Many nonprofit jobs work directly with people who have been through trauma. This can take a large toll on employees mentally and emotionally, resulting in compassion fatigue. A free seminar and this mini grant were the result of a concerning monthly United Way Agency meeting.
“The tone was much different than normal meeting,” said United Way executive director, Jessica Rine. “It was a consistent theme of emotional struggles for themselves and their staff. We knew we had to do something to help these passionate people take time to care for themselves and their coworkers.”
Agencies dealing with elder care, child abuse, childhood trauma and sexual assault discussed topics to help their employees deal with the heaviness of their careers. The group decided to host a free seminar addressing how to take care of your soul, cultivate a positive workplace and encourage employee mental wellness.
Such organizations do not generally have funding available to take care of their employees’ mental well-being from stress caused by the workplace.

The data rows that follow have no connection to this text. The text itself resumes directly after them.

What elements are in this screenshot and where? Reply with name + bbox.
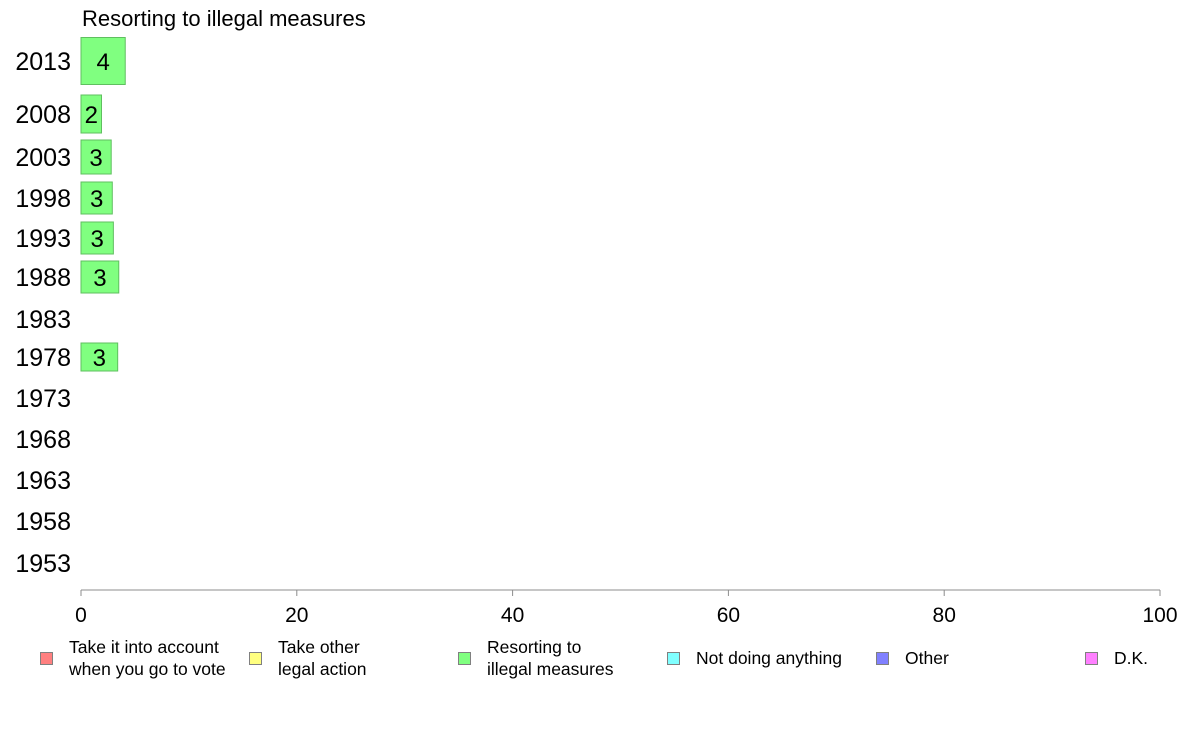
y-label-1963: 1963: [15, 467, 71, 495]
y-label-1973: 1973: [15, 385, 71, 413]
legend-swatch: [667, 651, 680, 665]
y-label-2013: 2013: [15, 48, 71, 76]
legend-label: Other: [905, 648, 949, 668]
bar-2013: [80, 37, 126, 85]
legend-swatch: [1085, 651, 1098, 665]
legend-item: Take other legal action: [249, 636, 367, 680]
bar-value-label-1988: 3: [93, 265, 106, 292]
legend-item: D.K.: [1085, 647, 1148, 669]
bar-1988: [80, 260, 120, 294]
y-label-2003: 2003: [15, 144, 71, 172]
chart-title: Resorting to illegal measures: [82, 6, 366, 31]
x-axis-ticks: 0 20 40 60 80 100: [75, 590, 1178, 627]
bar-value-label-1993: 3: [91, 226, 104, 253]
bar-value-label-2003: 3: [89, 145, 102, 172]
legend-item: Resorting to illegal measures: [458, 636, 613, 680]
y-label-1998: 1998: [15, 185, 71, 213]
x-tick-label-100: 100: [1142, 604, 1177, 627]
bar-1998: [80, 181, 113, 215]
y-label-1958: 1958: [15, 508, 71, 536]
bars-group: 4 2 3 3 3 3 3: [80, 37, 126, 372]
y-label-1983: 1983: [15, 306, 71, 334]
legend-swatch: [249, 651, 262, 665]
y-axis-labels: 2013 2008 2003 1998 1993 1988 1983 1978 1973 1968…: [15, 48, 71, 578]
legend-label: D.K.: [1114, 648, 1149, 668]
legend-item: Take it into account when you go to vote: [40, 636, 226, 680]
x-tick-label-60: 60: [717, 604, 740, 627]
legend-label: Take it into account when you go to vote: [69, 637, 226, 679]
bar-value-label-1998: 3: [90, 186, 103, 213]
legend-item: Not doing anything: [667, 647, 842, 669]
legend: Take it into account when you go to vote T…: [0, 636, 1188, 696]
legend-swatch: [40, 651, 53, 665]
bar-2003: [80, 139, 112, 175]
legend-swatch: [458, 651, 471, 665]
y-label-1988: 1988: [15, 264, 71, 292]
bar-chart: Resorting to illegal measures 4 2 3 3 3 3 3 20…: [15, 6, 1178, 627]
x-tick-label-40: 40: [501, 604, 524, 627]
y-label-1978: 1978: [15, 344, 71, 372]
y-label-2008: 2008: [15, 101, 71, 129]
legend-label: Take other legal action: [278, 637, 367, 679]
y-label-1953: 1953: [15, 550, 71, 578]
legend-label: Not doing anything: [696, 648, 842, 668]
x-tick-label-0: 0: [75, 604, 87, 627]
y-label-1993: 1993: [15, 225, 71, 253]
x-tick-label-80: 80: [933, 604, 956, 627]
bar-1978: [80, 342, 119, 372]
bar-value-label-2013: 4: [96, 49, 109, 76]
y-label-1968: 1968: [15, 426, 71, 454]
legend-label: Resorting to illegal measures: [487, 637, 614, 679]
legend-item: Other: [876, 647, 949, 669]
bar-1993: [80, 221, 114, 255]
legend-swatch: [876, 651, 889, 665]
bar-2008: [80, 94, 103, 134]
bar-value-label-2008: 2: [85, 102, 98, 129]
bar-value-label-1978: 3: [93, 345, 106, 372]
x-tick-label-20: 20: [285, 604, 308, 627]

Rine proposed a mini grant to the United Way board of directors executive committee of $500 to each of the 20-member agencies to focus on self care of employees.
“Oftentimes those who give so much to help others forget to also take care of themselves,” said Susan Harrison, executive director of CASA. “This thoughtful grant helps highlight that self care is important and necessary, especially in our industry.”
Some of the agencies used the funding for Christmas gifts, care packages or meals for staff and others scheduled yoga sessions, spa days and motivational speakers.
As with many companies, it has been difficult for nonprofit organizations to hire and maintain employees. According to AlightHR, preventing burnout can lead to employee retention and self care is a big tool in burnout prevention.